What did you think of working with all us Brits on that Anutha Zone album?
I liked that album a lot. Paul Weller turned me on to a song that was by a guy from Scotland, and I really loved that song (“Don’t Want To Know”, by John Martyn). It’s a good mantra: if we don’t know about evil we can put it off to the side and know about good things. It’s what we should all strive for. Jason Pierce and me – we were meant to be arguing. There’s certain people in my life I was meant to argue with, and he’s one of them – I loved to argue with him. We would have the best arguments – I would feel exhilarated afterwards. It’s a positive argument. If anyone tape-recorded our conversations, they would think we belonged in mental institutions. What’s the name of his band? Spiritualized! I shouldn’t forget a name like that!

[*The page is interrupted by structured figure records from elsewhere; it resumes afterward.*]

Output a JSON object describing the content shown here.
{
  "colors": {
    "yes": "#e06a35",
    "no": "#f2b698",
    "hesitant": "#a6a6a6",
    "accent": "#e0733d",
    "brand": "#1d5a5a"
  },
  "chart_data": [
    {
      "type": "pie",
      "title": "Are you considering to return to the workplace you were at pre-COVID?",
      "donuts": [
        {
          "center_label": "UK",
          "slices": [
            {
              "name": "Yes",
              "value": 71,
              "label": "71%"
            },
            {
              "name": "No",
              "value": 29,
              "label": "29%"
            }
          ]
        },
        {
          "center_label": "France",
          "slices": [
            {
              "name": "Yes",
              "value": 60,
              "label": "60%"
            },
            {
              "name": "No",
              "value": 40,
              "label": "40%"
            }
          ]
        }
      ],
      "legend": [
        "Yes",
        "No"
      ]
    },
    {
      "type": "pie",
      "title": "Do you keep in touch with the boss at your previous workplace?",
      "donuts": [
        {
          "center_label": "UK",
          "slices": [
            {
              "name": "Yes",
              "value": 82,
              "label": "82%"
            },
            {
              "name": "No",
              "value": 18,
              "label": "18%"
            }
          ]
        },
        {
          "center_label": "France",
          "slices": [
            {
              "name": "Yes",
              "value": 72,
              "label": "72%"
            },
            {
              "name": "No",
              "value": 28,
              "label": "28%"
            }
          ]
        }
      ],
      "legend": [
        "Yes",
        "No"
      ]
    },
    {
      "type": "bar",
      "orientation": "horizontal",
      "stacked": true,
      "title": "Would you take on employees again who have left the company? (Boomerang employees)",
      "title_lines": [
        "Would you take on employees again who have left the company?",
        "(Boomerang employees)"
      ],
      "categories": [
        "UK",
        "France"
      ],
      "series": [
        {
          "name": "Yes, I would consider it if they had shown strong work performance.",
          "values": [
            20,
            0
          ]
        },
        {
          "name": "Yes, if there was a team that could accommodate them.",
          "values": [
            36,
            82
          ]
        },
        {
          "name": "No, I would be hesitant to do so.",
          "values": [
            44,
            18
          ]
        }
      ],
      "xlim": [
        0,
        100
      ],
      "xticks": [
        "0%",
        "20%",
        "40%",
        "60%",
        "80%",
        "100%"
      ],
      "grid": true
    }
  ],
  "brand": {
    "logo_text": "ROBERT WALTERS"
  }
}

Not many people know you had a hip-hop phase. What’s the story behind “Jet Set” (1984)?
Dr R Hallett, Leeds
A guy that was playing congas with me, his name was Duke Bootee. I said, “You’re not going to make any real money doing that. Your best shot is producing records, you’re good with that…” he had helped with something or other. So he did that, and he did start producing records. He wrote “It’s a jungle out there, sometimes it makes me wonder…” And it was Grandmaster Flash’s first hit. He wrote some other songs for other artists and he had a string of hits and he was doing well as a record producer, and I felt real proud that I’d helped push him along, to that. And he did a track, and I thought, ‘Yeah!’. There’s only two kinds of music: good and bad, and if I like something, I’ll roll with it. If I don’t, then I ain’t gonna roll.
You quit drugs after 40 years using. Was that a relief?
Guy Parfect, Chichester
I felt a sense of relief whenever I had to go through customs, through borders. For 19 years I used to carry a little metal fishing box with letters in it from the US government saying I was a Methadonian. But you got to consider, where did a drug like this come from? Methadone maintenance became a trap – they just wanted to keep people on it. My first wife, she died as a result of being on Methadone for 37 years. She was all crippled up, and that’s not a good thing.
Which of all the tracks you played on at that time is your favourite late ’50s/early 1960s session?
Professor Longhair’s “Mardi Gras In New Orleans”. Of all those sessions, that sticks in my mind, because Professor Longhair untuned the drum set before recording “Hey Now Baby” and “Mardi Gras In New Orleans”. And John Boudreaux left the drums how he untuned them, and it made the records sound very… Mardi Gras. It felt great for that song – it made it sound like there was a parade band coming down the street. It was a very spontaneous way of making records. I liked that we had to do the whole record at the same time, there was no overdubbing – we recorded on one track. They were all recorded with Cosimo Matassa – he was a real hip engineer. He had got into the idea that mic placement was so important, so he would tell, like, a saxophone player to get up to the mic when he took a solo and the trumpet player would play at an angle to the mic, or whatever. He got the best sounds all of the time.